'Fundamental' That Injured Servicemen Get Support They Need
Armed forces experts at Irwin Mitchell are urging the government to not go ahead with reforms that would see half a million people, including servicemen wounded in action, lose their disability benefits.
The call comes as Work and Pensions Secretary Iain Duncan Smith said losing a limb should not mean automatic entitlement to benefits if prosthetic replacements mean their mobility is not reduced.
Specialist military lawyer at Irwin Mitchell, Andrew Buckham, said while former members of the armed forces should be encouraged and given support to get back into work, soldiers should not have to worry about whether they will have enough money to live on.

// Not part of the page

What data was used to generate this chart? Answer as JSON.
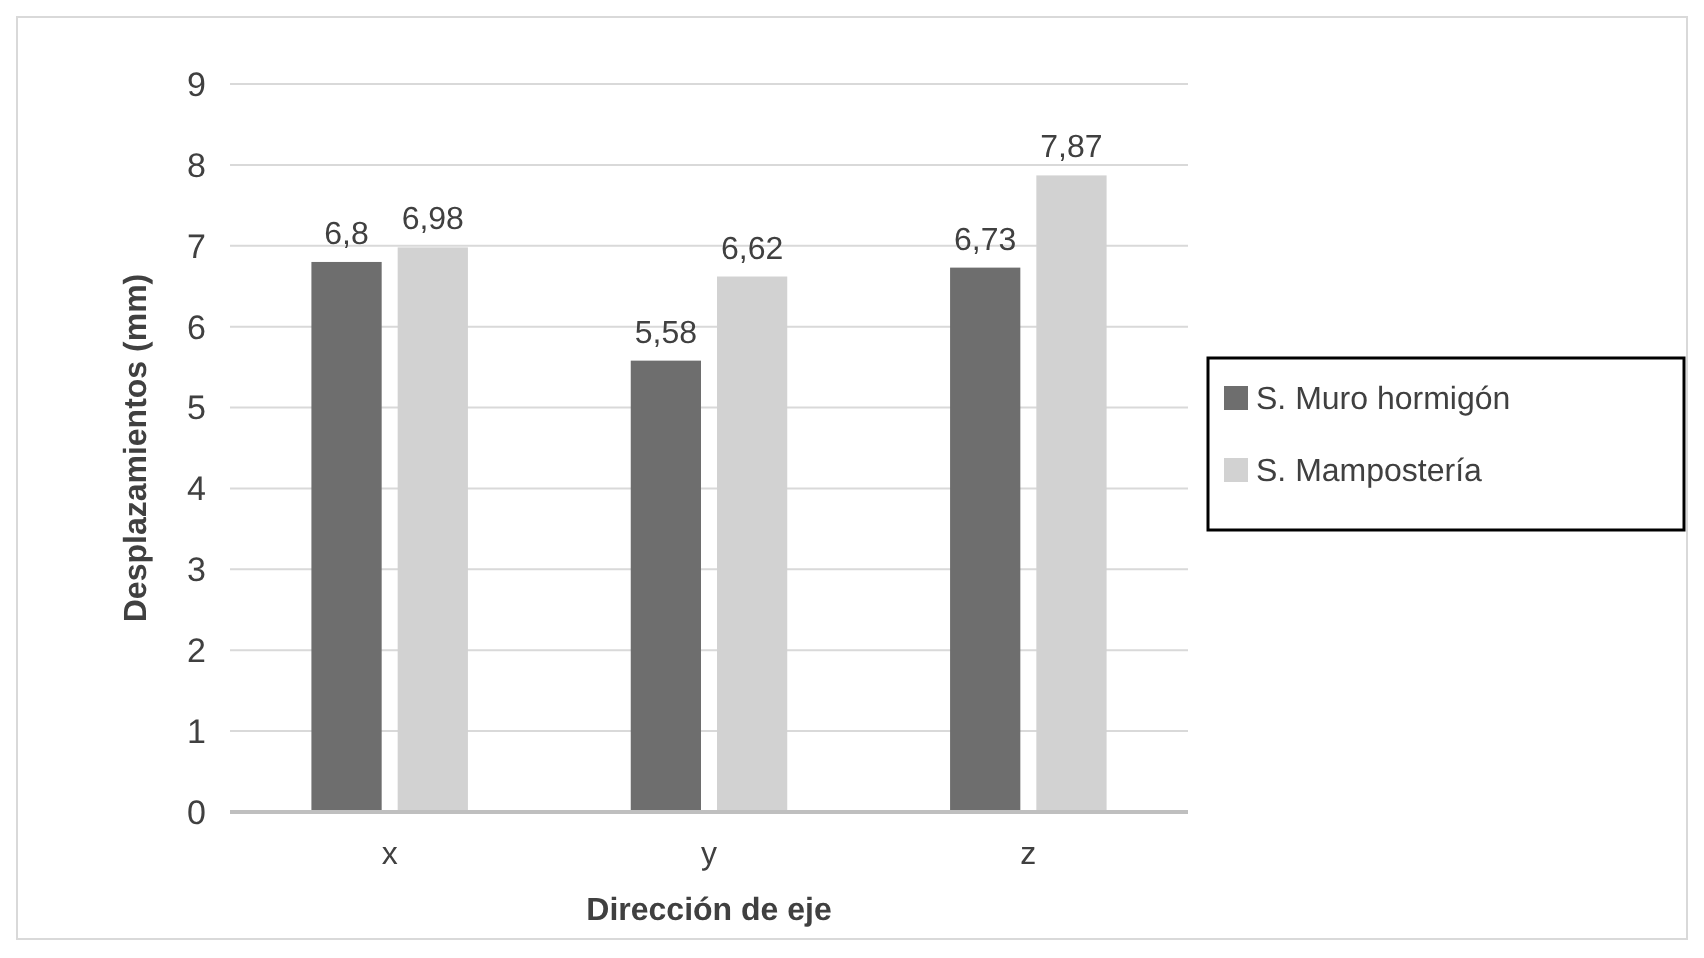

Andrew, an Associate Solicitor who acts for those who have suffered serious injury while serving their country, said: “These reforms would hit seriously injured service personnel who have dedicated their life to the armed forces.”
Iain Duncan Smith told a national newspaper that the number of disability allowance claimants has risen by 30 percent in recent years “rising well ahead of any other gauge you might make about illness, sickness, disability”.
He said the government believes up to 80 per cent of incapacity-benefit claimants could go back to work.
Andrew added: “Whilst we work hard to ensure that our clients are able to try and get back into a working environment, this can sometimes take time and as well as the physical injury that needs to be overcome, there is also sometimes mental trauma as well”.
“It is fundamental that the injured soldiers, who have served their country, are able to gain access to the financial support they need.”